Michael Spikes, a media literacy specialist and learning sciences doctoral student at SESP, points to social media’s steady stream of content—all presented equally in our news feeds—as a source of confusion.

“We have access to so much more information, but we’re less informed than we used to be,” says Spikes, who starts a new role in the fall as lecturer and curriculum specialist at Northwestern’s Medill School of Journalism, Media, Integrated Marketing Communications. “Because our ecosystems are super-open, it allows for so many more bad players to pollute them. We tend to assign credibility based on how easy it is to find the info.”

Rapp’s research into how memory works backs this up and explains why we might be susceptible to misinformation.

“It’s not just that it’s ‘easy’ to get information; it’s that it feels like it’s easy,” he says. “If I have ideas floating around in my head and I can easily retrieve an idea, I believe that idea is truer because I can easily retrieve it.”
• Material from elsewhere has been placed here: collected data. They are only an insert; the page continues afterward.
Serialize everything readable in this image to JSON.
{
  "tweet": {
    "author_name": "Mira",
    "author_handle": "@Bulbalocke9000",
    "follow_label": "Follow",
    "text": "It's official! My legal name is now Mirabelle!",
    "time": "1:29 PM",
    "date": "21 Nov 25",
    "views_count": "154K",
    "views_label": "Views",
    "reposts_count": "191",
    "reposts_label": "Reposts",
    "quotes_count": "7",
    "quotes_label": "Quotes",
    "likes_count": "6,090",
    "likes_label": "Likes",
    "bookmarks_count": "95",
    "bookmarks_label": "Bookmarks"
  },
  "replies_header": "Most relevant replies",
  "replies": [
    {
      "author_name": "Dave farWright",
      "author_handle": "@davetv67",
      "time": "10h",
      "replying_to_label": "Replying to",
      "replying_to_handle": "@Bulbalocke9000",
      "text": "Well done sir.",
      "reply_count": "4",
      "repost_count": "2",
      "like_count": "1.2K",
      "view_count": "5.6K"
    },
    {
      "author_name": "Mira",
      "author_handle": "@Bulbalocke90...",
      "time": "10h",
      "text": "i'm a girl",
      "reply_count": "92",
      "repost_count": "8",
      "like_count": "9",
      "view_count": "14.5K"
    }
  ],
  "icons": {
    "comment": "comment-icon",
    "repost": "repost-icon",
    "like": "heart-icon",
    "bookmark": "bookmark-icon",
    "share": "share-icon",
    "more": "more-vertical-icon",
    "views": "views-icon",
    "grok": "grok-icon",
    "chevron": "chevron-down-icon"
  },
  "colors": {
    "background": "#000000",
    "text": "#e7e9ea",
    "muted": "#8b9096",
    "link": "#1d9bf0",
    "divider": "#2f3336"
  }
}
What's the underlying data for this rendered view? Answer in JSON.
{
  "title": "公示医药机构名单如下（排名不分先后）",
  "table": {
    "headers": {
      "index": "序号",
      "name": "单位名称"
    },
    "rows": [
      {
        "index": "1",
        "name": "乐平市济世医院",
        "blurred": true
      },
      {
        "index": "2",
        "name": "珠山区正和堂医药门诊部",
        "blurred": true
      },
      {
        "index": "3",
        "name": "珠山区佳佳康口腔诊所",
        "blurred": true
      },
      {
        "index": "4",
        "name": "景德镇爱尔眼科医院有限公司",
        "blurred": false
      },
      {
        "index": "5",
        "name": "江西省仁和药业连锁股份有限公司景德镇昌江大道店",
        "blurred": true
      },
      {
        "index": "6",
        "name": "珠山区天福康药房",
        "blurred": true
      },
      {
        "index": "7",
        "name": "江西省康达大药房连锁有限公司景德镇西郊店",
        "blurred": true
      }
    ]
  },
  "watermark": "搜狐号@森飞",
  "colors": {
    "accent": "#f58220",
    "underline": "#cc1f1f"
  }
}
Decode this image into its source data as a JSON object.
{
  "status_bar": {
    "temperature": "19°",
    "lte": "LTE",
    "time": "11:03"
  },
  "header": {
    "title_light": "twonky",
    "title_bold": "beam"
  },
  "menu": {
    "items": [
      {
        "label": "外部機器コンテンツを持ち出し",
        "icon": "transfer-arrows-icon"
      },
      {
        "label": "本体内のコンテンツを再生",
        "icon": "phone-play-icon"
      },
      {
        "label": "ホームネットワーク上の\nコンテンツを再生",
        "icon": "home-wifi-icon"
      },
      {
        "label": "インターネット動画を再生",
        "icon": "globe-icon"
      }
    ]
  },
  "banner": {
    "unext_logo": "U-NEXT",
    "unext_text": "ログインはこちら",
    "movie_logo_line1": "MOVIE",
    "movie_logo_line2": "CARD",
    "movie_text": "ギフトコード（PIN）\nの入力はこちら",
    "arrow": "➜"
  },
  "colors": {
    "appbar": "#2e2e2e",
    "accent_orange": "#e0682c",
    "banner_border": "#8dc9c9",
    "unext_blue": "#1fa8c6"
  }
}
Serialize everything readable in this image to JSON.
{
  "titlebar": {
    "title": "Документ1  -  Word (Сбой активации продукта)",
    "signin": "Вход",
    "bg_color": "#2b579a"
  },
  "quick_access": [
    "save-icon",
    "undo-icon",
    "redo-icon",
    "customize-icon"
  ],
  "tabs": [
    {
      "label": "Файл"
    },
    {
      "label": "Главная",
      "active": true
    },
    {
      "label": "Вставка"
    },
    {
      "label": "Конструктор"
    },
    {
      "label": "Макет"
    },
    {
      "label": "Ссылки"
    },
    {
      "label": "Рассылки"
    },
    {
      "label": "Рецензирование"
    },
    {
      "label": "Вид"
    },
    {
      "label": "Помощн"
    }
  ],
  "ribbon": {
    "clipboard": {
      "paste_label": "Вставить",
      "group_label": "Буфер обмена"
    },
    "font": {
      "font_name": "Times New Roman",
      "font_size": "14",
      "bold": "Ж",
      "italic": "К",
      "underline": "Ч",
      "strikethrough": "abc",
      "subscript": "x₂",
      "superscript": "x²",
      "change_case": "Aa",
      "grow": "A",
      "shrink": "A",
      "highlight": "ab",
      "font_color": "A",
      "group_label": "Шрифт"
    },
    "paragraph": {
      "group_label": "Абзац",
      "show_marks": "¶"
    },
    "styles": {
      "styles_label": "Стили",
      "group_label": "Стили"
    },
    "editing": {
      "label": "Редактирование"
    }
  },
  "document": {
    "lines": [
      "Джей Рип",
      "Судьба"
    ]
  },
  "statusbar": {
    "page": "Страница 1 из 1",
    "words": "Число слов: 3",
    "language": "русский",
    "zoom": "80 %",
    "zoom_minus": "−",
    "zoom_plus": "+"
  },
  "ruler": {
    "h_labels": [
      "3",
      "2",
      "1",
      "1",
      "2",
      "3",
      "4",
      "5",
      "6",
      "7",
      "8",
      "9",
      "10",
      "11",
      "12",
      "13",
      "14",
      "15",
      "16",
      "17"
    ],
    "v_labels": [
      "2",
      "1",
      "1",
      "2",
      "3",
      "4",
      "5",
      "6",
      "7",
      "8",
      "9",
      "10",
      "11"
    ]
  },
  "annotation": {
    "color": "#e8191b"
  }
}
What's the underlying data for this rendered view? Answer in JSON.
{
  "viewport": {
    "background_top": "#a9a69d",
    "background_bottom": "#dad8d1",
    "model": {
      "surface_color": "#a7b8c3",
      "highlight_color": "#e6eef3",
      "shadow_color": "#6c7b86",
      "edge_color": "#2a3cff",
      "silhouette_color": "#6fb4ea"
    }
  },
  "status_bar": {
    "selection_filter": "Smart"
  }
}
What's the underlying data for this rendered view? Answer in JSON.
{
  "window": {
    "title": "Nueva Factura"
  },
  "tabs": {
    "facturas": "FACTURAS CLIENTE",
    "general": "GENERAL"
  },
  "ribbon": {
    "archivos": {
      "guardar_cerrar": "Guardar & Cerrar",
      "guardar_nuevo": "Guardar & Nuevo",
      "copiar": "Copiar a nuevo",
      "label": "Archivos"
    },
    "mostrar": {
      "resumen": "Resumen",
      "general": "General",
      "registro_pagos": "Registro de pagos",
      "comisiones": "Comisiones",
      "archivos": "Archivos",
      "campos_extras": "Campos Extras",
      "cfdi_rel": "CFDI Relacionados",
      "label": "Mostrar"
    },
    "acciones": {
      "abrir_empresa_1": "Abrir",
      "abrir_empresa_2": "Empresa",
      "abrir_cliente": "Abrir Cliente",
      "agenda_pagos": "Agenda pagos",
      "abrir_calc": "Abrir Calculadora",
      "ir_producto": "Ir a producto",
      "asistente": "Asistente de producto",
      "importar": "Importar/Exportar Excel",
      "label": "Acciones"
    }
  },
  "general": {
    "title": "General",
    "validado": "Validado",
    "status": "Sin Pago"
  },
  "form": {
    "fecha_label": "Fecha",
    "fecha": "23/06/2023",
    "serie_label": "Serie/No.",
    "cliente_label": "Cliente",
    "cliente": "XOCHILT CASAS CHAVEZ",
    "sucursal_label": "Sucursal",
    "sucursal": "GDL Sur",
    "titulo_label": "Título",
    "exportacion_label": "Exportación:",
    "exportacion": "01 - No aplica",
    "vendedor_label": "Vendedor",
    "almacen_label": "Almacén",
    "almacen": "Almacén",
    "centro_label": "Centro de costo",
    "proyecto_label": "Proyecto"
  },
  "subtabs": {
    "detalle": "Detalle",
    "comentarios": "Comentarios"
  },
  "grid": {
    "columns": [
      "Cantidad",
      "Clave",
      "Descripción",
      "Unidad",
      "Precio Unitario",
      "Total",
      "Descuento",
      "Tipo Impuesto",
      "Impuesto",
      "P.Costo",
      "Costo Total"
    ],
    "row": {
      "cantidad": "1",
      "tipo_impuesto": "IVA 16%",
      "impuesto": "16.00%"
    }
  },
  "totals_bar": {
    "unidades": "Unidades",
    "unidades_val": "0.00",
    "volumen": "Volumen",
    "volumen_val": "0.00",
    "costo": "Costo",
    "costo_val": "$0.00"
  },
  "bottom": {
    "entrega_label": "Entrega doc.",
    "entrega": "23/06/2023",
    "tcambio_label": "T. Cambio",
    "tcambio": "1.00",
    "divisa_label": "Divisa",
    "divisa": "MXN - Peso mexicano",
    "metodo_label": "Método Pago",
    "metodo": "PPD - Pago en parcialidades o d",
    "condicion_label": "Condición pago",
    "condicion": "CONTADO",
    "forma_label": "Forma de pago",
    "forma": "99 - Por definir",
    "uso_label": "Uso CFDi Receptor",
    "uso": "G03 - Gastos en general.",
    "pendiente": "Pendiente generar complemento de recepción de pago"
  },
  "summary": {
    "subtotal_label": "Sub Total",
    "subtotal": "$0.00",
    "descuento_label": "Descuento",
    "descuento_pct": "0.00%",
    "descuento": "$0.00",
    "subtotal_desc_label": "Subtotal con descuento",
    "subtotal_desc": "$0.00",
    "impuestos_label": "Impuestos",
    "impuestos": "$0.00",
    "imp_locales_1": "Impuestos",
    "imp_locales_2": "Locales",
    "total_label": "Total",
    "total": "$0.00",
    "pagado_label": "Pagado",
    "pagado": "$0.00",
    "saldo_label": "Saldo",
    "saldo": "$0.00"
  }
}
So how do we as media consumers, professionals, or educators get out of this cycle?

Rapp and Imundo found one promising strategy that newsroom leaders could use to help readers—even when “both sides” are offered: When participants in their study read a statement emphasizing the broader consensus of experts on climate change, it reduced the weight they gave to climate change deniers.

“If you can remind people about the consensus view, they take that up and they use it,” Rapp says.

Overholser and others have emphasized the need for stronger media literacy pro- grams in our school systems so that the emerging generation can make better sense of the information overload we’re experiencing.

Illinois is one of the first states to require high school students to take a unit of media literacy. Spikes and Yonty Friesem of Columbia College Chicago cofounded the Illinois Media Literacy Coalition, a group helping educators integrate media literacy into all aspects of teaching.

Whether or not these programs can keep up with the growing influence of social media and other platforms will shape our world for decades.

Traditional news organizations— newspapers and news magazines—are struggling to stay relevant and solvent in a fast-changing media environment. Rogan’s podcast remains on Spotify, despite boycotts and protests. Cable news commentary programs proliferate. Tik- Tok and Facebook rule the social media landscape. And few of them seem to fol-low a standard set of rules and ethics as they compete for our attention.

Rogan, for his part, posted a 10-minute Instagram response to growing criticism about misinformation on his podcast, but then made a telling error. He said he loved “Joni Mitchell’s song ‘Chuck E’s in Love.’”

Too bad that song was written and sung by Rickie Lee Jones. Rogan would’ve scored far more points if he’d touted “Both Sides Now,” a song written and sung by Mitchell—and one that captures his new media philosophy.